Quixote Foundation, Inc. wants to see free people in fair societies on a healthy planet.

Funding Method

Spending Down

Spending everything for a different kind of perpetuity

How do you do your funding? Please describe your organization’s approach and process, explaining how it is different from conventional philanthropy.

Quixote Foundation is spending all of its endowment. Most foundations don’t do that. Instead, they give away a small percentage of their money each year and stay around forever. But we’re all in — between now and 2017 we’ll spend everything. We prefer to call this process “spending up,” not “spending down,” because we believe that putting all the money to work is how we fulfill our purpose. Our impact in perpetuity will be increased, not diminished, by investing in up-front change instead of stocks and bonds.

We also look at results a little differently than philanthropic convention. We’re not in a hurry to finish a bunch of projects so we can point back to what we’ve accomplished or left behind. We’re more interested in how our work will play out through others after we move on to other things — what will we leave ahead? This way of thinking has led us into funding leaders, networks and strategies that are part of interconnected social movements.

There was a moment when your story began. How did your organization come to practice philanthropy in this way?
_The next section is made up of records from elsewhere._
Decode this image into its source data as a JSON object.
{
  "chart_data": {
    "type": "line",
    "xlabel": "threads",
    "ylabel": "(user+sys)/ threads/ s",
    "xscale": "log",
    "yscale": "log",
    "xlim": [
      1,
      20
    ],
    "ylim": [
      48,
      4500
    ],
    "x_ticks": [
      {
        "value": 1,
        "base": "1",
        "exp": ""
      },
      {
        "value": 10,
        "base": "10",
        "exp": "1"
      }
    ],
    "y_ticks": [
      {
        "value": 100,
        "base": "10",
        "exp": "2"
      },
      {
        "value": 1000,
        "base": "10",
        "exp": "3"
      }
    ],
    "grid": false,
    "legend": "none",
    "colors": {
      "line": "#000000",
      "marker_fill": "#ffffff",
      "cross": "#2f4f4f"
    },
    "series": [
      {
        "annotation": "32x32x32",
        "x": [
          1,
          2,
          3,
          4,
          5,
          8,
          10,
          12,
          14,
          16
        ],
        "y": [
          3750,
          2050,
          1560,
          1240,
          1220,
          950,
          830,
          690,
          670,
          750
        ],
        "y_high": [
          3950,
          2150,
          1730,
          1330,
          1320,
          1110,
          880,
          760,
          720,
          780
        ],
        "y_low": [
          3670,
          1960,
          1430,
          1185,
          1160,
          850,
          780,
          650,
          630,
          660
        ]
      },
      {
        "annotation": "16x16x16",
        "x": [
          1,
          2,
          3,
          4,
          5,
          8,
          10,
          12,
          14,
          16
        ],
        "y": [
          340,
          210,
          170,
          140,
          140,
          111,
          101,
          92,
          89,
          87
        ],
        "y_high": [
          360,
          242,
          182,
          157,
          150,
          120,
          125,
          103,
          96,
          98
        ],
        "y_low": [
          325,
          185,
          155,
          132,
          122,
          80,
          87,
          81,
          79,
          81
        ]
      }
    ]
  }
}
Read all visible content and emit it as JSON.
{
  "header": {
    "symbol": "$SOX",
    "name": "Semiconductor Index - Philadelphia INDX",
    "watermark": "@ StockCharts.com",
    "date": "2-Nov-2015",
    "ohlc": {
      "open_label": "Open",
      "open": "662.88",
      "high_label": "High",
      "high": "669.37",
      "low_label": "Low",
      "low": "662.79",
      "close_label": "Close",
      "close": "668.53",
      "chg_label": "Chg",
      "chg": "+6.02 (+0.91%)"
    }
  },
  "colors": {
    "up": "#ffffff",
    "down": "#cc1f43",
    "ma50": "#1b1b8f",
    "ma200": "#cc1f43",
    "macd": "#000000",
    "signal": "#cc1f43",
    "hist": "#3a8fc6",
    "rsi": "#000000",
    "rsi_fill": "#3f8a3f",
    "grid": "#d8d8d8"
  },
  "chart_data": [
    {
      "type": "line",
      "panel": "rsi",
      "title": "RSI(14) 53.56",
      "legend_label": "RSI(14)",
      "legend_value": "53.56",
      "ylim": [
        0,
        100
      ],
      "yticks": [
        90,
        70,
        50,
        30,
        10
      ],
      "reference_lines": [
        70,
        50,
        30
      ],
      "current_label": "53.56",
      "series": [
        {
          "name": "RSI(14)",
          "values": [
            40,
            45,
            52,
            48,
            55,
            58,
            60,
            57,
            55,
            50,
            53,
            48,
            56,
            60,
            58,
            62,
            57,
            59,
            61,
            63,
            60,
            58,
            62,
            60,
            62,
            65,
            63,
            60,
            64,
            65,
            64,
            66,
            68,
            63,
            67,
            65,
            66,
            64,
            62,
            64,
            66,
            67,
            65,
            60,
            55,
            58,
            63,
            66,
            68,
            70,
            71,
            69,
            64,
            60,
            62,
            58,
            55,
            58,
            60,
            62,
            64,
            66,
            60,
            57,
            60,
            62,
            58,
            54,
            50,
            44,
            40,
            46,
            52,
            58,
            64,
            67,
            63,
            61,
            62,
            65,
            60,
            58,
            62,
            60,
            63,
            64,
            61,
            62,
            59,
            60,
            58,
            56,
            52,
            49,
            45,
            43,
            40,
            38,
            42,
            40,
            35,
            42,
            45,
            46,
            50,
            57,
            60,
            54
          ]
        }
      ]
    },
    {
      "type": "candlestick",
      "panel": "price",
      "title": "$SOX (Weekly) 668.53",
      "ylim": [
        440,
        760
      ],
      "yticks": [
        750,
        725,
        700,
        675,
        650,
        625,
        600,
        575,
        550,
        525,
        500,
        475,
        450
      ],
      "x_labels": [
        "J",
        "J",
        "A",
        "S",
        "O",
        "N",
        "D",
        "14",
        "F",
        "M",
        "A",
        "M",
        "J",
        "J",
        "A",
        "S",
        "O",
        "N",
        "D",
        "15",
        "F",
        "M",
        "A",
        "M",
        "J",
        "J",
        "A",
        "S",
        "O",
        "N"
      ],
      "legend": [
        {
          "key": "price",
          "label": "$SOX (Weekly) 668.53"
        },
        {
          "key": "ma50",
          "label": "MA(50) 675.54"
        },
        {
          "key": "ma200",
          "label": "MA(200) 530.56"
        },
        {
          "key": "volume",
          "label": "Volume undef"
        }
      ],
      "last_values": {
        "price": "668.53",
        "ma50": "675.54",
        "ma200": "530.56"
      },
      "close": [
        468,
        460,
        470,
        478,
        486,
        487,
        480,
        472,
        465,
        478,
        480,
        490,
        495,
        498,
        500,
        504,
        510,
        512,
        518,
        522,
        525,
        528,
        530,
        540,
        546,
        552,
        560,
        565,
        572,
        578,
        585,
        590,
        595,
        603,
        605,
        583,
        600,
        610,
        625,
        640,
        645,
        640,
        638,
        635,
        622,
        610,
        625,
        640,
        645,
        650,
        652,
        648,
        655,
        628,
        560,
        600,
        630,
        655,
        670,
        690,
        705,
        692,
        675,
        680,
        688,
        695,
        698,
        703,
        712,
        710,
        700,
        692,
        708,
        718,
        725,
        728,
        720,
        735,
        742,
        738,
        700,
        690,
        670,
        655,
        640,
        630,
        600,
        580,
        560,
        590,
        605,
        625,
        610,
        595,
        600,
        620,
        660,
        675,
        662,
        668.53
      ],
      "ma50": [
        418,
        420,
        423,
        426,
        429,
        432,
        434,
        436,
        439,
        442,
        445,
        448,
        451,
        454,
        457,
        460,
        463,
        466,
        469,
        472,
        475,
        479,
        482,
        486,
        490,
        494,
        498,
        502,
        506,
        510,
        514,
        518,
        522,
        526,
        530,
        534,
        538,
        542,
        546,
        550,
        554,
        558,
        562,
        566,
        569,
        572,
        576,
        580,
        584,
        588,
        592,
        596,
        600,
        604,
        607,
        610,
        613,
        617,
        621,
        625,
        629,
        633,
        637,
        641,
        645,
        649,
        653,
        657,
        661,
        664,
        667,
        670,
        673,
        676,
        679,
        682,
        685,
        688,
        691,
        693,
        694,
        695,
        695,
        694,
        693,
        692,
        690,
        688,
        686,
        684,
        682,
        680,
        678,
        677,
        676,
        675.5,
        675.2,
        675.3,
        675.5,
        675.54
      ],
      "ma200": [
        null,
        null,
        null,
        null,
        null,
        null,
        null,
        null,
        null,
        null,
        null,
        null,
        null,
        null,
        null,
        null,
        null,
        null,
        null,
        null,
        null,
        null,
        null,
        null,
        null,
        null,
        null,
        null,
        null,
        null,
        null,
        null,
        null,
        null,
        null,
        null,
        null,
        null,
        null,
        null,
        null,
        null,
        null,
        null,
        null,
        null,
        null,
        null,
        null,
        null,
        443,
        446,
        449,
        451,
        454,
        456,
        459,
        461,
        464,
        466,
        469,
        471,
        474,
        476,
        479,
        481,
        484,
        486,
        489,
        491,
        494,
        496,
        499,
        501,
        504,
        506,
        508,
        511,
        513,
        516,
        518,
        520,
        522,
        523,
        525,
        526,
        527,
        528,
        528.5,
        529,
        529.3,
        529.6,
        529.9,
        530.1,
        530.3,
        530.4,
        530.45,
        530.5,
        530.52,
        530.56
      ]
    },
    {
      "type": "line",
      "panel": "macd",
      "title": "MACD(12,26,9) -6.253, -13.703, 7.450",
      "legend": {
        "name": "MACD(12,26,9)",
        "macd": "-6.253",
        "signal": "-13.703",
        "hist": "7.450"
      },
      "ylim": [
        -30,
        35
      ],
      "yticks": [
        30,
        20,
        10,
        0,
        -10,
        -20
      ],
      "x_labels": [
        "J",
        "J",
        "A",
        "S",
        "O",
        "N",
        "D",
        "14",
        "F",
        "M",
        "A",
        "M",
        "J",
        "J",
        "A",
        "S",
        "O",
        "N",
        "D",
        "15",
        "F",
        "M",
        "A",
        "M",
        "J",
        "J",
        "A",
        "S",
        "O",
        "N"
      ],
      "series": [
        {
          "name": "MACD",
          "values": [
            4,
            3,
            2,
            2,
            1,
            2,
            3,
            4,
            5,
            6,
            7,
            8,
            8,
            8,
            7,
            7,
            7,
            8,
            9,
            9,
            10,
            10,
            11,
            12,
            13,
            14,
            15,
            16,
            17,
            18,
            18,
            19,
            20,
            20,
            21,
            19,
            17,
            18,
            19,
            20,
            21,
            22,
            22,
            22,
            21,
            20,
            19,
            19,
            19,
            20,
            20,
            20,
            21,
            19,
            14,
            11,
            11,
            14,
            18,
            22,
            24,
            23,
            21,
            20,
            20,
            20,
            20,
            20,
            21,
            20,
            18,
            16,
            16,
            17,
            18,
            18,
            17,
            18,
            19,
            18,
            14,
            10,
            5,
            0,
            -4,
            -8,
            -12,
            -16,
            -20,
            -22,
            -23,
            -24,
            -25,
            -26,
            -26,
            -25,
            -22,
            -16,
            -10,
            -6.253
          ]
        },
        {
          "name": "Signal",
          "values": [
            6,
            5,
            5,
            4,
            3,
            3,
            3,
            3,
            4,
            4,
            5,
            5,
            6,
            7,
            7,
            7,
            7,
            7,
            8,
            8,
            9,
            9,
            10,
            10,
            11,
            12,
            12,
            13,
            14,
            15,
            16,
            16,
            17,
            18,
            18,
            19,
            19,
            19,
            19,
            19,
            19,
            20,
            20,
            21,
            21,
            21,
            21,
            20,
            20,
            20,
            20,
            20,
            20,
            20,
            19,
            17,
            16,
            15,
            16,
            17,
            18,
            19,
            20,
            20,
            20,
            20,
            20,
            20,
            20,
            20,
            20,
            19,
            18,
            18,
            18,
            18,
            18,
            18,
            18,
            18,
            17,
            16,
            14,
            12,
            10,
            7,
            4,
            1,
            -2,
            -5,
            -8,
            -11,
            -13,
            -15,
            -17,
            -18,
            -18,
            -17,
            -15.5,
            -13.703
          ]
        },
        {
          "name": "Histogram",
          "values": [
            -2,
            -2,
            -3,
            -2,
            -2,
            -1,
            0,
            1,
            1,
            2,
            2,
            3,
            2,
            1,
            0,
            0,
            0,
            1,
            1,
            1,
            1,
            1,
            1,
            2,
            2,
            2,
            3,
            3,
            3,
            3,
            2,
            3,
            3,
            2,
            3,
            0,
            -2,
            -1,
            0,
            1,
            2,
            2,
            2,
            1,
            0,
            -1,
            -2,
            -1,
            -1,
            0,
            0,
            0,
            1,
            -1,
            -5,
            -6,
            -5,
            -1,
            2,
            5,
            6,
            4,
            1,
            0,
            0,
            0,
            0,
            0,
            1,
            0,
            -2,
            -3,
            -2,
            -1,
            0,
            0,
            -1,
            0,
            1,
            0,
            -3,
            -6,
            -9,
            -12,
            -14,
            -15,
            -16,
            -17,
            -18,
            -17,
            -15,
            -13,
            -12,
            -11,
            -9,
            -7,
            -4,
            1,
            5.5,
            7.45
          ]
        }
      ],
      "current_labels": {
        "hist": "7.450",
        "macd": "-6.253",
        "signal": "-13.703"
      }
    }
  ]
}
Quixote Foundation was founded by Stuart Hanisch. Before Stuart died, he gave his son Erik and daughter-in-law Lenore the freedom to do whatever they felt was best with the foundation, including spending everything if that was the best strategy to create change. We were working for independent media, net neutrality, fair and accountable voting systems, informed reproductive health care, environmental equity — interconnected goals that offered huge opportunities to have a greater impact with an up-front investment. For example, we were able to commit $1 million to Media Democracy Fund. Stable funding allowed MDF to expand its reach rapidly, in turn securing donors in the future.Our decision to spend the whole endowment was also inspired and advised by foundations like the Beldon Fund, French American Charitable Trust and the Albert List Foundation.

Have you ever been met with resistance or criticism regarding your choice to Spend Down? What specifically were the concerns, and how did you respond?

We’ve encountered more appreciation or even envy than resistance or criticism. The envy comes (with a smile) from board members or program officers who don’t feel they have the freedom to spend up, either due to bylaws or a board that’s not ready to adopt such a dramatic strategy. The appreciation is expressed for how spend-up foundations put their goals ahead of organizational immortality and job security. We’ll all be displaced from this particular work and we see that as cause for celebration. We have a once-in-a-lifetime chance to put this resource to work.

You likely encountered challenges as you started implementing your strategy. What happened? Describe the challenge you feel has the most lessons for other funders, and what those lessons were.

When the 2008 stock market crash happened, we had made the decision to spend everything and were working on a clear plan before making our strategy public. We’d developed financial projections based on an endowment that suddenly was reduced by something like 40 percent, so any plans needed to be re-thought. At the same time, we wanted to encourage donors to keep supporting non-profit budgets that were gutted by the recession. We felt our spend-up represented a chance to say “Don’t pull back because your endowment has dropped, instead spend more or spend everything because the needs are incredibly urgent.” For that reason, we announced our decision earlier than intended, while our plans were still rough and invested in a dynamic communications campaign to spread the spend-up message. The lesson for us was the importance of adjusting our own strategy to continue a promised level of support for non-profits, rather than leaving it to them to adjust to our changing realities.

What can you achieve through the style of funding we asked you to focus on that might not be possible using conventional philanthropic funding models?

This funding style allows (and actually demands) a rich and deeply cooperative approach to planning with grantees. With our long-term partners, we’ve been able to project funding over several years and engage them in decisions such as what the best cash-flow structure is for the money we have available for their particular organization’s needs. We’re able to look at all of Quixote Foundation’s resources as a system, including staff, consultants, contacts, advisors and grantees. We’re actively looking for ways to cross-pollinate and connect these resources to strengthen and provide leverage to each part of the work.

What is the most important insight you gained specifically through funding in this way? What’s the best piece of advice you’d give to a funder curious about doing something similar?

The donor/solicitor dynamic so ingrained in philanthropy makes open communication truly difficult, even with long-term relationships in place. Trying to minimize this power imbalance is important and progress is possible, but it’s equally important to understand that a structural inequity is always present no matter how hard we try. It’s up to us, as the folks holding the purse strings, to be just as rigorous monitoring our own behavior as we are in trumpeting our good intent.

Why does Spending Down matter to you?

We are “leaving ahead” something important with every investment we make, whether that’s through the leaders, organizations and networks we fund or through the future careers of our own staff and team of consultants. The experience of spending everything has changed each of us — for one thing, we’ve become evangelicals for challenging the norms of organized philanthropy. It’s a different kind of foundation perpetuity, and we can’t wait to see what happens next.